Miss Aurelia, stunned, let go of the hand; she was as one paralyzed.

"Nighty night," said Minga lightly. "Do you care if I steal an orange? I shan't say good-night to Judgie, I've committed him to bread and water for three days." The girl laughed. "What's that thing they're playing?" She hesitated, nodding her head toward the music-room.

Miss Aurelia thought it must be Dvorak's "New World. The Largo...."

Minga, curly head to one side, listened a moment, then she shivered. "A little too weird and woozy for me," she announced. "I hate Sard's taste in music; I want everything calcium-colored—Fizz," said Minga explanatorily, "and jazz and dizz!" She stood there, a little undetermined, listening and staring at the white moonlight on the water of the river stretched far out below the terrace.

Then Minga looked solemnly at Miss Aurelia. "Do you believe that love is divine?" she asked casually.

"Why," said Miss Aurelia, "why, my dear child, of course I do—it's—I always thought—I—we—sometimes—it is said to be."

But Minga, with a queer little self-conscious laugh, broke away from the gentle detaining hand. She walked up-stairs, whistling; as she passed Dunstan's door, she gave it a decided thump.

Later Sard slowly climbed the stairs to the tower room.

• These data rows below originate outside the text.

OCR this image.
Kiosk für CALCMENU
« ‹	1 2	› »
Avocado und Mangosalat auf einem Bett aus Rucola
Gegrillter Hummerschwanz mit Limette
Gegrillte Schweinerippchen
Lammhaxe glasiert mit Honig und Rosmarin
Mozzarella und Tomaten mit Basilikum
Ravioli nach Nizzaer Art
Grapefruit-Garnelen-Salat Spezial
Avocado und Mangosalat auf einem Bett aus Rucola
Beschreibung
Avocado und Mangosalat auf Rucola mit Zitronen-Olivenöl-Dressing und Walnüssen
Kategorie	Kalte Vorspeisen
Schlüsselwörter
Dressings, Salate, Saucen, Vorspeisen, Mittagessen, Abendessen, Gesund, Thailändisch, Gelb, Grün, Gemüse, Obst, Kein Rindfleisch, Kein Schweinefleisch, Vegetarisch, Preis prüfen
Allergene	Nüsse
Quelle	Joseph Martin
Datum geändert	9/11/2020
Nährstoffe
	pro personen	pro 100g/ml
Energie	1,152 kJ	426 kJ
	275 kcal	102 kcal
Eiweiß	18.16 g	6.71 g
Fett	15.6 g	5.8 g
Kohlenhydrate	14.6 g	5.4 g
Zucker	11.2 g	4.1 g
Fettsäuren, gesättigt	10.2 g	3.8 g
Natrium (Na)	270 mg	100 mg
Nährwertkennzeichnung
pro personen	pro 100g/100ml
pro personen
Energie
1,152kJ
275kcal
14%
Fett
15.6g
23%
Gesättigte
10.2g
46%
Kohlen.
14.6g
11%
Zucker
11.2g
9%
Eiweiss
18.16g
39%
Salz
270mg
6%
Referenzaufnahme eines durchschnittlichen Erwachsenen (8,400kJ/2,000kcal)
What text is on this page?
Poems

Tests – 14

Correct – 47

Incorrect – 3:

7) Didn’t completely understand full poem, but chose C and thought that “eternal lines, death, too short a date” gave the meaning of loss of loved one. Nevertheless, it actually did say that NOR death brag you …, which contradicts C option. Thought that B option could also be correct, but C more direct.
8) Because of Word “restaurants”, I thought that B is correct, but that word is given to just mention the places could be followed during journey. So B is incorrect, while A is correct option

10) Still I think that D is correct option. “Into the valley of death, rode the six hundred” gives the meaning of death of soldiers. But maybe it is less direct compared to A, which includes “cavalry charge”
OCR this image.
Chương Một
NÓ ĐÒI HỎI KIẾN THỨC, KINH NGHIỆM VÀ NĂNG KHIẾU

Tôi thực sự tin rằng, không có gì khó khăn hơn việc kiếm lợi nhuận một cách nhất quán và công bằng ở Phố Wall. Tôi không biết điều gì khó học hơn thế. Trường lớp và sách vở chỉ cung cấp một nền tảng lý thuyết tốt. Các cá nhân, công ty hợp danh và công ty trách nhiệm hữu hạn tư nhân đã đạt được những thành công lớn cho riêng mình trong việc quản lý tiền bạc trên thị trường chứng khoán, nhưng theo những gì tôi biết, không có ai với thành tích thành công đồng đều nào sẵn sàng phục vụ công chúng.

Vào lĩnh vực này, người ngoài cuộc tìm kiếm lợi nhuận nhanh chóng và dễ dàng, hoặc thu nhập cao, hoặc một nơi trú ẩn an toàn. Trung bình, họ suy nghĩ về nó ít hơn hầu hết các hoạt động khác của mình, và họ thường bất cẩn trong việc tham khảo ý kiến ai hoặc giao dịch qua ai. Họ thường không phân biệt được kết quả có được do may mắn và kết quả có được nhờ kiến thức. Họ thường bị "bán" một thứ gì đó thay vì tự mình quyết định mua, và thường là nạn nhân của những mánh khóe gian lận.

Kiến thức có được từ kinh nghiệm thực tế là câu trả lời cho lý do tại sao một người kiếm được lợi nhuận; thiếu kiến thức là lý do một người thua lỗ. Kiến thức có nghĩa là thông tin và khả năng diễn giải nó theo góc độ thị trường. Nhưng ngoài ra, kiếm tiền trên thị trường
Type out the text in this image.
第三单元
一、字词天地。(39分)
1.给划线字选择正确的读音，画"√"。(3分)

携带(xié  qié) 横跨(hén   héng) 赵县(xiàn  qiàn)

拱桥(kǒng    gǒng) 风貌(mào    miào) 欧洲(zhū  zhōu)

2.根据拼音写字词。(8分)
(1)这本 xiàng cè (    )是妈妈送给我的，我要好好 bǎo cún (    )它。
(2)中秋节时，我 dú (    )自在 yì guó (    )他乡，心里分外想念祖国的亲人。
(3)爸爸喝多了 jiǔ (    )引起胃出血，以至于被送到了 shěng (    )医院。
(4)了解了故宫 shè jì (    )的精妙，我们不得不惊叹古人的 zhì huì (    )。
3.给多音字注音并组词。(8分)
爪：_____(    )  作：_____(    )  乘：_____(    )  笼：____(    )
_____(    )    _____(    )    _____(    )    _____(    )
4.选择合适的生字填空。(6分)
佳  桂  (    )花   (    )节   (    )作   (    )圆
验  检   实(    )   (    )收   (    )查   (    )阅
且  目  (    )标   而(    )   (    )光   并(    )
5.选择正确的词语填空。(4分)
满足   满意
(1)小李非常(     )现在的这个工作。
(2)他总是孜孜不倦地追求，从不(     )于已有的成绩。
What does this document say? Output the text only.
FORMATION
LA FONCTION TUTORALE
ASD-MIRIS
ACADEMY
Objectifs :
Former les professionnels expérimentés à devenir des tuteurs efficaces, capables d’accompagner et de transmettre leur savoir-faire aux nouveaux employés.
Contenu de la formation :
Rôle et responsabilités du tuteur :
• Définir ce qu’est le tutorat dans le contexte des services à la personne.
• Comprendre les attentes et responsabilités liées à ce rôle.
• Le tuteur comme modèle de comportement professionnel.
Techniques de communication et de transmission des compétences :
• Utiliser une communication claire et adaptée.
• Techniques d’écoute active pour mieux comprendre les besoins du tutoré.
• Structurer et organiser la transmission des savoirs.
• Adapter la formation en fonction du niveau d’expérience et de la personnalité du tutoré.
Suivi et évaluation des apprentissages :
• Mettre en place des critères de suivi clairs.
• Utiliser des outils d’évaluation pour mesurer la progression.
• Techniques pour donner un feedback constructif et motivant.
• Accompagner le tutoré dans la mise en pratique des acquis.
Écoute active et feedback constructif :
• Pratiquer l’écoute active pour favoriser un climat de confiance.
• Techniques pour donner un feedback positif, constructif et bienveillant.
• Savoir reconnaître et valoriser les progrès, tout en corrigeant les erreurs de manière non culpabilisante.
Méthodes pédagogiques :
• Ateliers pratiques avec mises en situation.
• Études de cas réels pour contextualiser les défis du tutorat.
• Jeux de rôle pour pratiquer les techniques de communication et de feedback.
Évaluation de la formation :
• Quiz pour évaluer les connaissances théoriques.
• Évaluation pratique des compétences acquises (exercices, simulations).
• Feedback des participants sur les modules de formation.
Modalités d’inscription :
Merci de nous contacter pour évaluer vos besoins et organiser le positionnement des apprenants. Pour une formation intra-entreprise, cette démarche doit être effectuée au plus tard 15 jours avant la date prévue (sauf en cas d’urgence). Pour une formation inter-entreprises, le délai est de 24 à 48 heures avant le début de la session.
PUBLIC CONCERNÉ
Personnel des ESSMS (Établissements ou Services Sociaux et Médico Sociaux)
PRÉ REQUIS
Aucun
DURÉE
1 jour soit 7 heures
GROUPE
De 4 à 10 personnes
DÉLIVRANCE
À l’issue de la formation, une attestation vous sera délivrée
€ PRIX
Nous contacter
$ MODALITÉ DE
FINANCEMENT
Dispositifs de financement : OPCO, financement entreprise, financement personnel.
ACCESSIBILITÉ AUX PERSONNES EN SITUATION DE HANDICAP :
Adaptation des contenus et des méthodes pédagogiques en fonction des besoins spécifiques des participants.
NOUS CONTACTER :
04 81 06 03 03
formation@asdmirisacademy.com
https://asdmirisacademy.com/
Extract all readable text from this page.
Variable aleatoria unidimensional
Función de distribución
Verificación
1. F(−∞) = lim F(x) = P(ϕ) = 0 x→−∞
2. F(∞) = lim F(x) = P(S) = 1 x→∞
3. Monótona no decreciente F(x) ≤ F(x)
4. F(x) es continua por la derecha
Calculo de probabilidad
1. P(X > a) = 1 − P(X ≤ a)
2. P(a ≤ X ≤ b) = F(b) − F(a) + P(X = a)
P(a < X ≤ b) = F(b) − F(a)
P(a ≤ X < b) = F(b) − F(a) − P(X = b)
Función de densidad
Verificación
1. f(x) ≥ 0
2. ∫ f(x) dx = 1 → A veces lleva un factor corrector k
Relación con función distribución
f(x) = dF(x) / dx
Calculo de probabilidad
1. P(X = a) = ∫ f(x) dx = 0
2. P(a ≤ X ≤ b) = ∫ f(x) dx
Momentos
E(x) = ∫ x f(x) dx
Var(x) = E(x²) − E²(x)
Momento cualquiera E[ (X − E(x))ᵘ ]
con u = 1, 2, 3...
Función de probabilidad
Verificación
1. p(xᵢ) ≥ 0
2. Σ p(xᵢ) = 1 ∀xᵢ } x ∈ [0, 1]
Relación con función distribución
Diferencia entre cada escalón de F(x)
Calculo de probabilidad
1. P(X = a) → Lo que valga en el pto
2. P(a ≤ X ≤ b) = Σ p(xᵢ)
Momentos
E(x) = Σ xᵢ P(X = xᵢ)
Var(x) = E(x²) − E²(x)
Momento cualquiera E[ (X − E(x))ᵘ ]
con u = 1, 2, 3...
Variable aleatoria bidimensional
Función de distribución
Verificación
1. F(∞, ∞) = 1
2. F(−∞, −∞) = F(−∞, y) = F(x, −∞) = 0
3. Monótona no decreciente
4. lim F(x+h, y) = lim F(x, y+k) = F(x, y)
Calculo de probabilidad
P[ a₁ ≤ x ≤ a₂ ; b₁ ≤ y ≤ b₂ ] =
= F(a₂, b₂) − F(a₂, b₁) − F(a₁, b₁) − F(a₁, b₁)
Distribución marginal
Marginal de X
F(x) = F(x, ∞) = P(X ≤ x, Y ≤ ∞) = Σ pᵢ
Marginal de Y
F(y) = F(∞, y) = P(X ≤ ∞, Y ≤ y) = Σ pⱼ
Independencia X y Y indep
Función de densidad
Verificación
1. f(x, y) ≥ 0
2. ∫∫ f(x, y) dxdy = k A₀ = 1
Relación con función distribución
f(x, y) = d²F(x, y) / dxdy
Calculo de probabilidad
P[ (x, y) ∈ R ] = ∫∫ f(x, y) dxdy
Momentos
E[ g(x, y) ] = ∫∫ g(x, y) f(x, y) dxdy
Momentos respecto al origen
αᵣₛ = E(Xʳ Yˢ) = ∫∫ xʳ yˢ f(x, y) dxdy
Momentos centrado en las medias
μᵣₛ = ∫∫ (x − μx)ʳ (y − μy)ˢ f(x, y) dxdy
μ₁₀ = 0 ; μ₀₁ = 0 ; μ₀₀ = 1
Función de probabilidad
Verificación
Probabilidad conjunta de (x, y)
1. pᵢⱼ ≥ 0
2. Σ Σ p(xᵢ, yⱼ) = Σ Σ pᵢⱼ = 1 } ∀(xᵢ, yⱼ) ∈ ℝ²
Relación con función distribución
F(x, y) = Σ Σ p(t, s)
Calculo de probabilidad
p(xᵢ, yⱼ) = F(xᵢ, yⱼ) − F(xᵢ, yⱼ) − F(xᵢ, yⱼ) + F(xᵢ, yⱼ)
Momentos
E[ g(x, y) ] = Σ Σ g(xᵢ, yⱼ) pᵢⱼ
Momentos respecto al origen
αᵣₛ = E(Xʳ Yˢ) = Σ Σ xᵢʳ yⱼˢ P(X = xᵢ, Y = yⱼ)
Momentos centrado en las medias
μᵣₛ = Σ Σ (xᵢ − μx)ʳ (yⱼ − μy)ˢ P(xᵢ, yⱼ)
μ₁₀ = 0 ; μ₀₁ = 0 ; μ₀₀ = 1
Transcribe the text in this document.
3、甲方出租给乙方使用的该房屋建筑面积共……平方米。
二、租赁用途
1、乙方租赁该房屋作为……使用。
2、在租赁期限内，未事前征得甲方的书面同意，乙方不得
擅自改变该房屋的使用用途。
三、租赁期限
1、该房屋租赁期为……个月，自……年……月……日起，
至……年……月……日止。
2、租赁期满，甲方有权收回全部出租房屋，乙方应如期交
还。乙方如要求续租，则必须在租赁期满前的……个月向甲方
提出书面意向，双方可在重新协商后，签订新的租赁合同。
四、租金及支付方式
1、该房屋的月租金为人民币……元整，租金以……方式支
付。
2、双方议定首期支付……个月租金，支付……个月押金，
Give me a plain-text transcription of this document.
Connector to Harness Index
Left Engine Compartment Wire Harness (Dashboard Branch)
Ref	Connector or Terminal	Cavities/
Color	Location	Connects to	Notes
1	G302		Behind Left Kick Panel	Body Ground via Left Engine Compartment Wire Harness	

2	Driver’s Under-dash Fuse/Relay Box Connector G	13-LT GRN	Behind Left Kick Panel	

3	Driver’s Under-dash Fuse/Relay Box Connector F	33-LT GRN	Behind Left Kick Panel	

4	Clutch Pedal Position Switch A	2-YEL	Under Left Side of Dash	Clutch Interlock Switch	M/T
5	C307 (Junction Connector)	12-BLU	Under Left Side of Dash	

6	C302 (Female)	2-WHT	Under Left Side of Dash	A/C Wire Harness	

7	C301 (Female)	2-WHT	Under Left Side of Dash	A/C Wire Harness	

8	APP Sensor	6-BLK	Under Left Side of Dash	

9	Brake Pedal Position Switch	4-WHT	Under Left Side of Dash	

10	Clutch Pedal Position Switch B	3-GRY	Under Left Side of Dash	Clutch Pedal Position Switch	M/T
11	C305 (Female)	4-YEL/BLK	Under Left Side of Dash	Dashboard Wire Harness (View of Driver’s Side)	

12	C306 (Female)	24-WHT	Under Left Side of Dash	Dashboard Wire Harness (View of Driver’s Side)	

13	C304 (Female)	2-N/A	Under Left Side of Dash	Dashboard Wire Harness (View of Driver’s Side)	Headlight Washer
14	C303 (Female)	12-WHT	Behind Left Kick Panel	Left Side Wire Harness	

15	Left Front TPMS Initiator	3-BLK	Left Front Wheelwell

The moonlight shone in patches and blocks of shimmering glamor on the floor and across the white bed. The girl stood looking out. She stared strangely with a look of concealed curiosity out to the seat under the enormous shadow of the great flowering horse-chestnut outside of the room where the music had been. All that evening Sard, soberly putting on records, had been conscious of a tall gaunt figure sitting on the rustic seat under the horse-chestnut, its head buried in its arms. Now the seat was empty, but Sard could see a man standing out on the lawn amid a ring of Norway spruce spreading on the sky. It was Colter.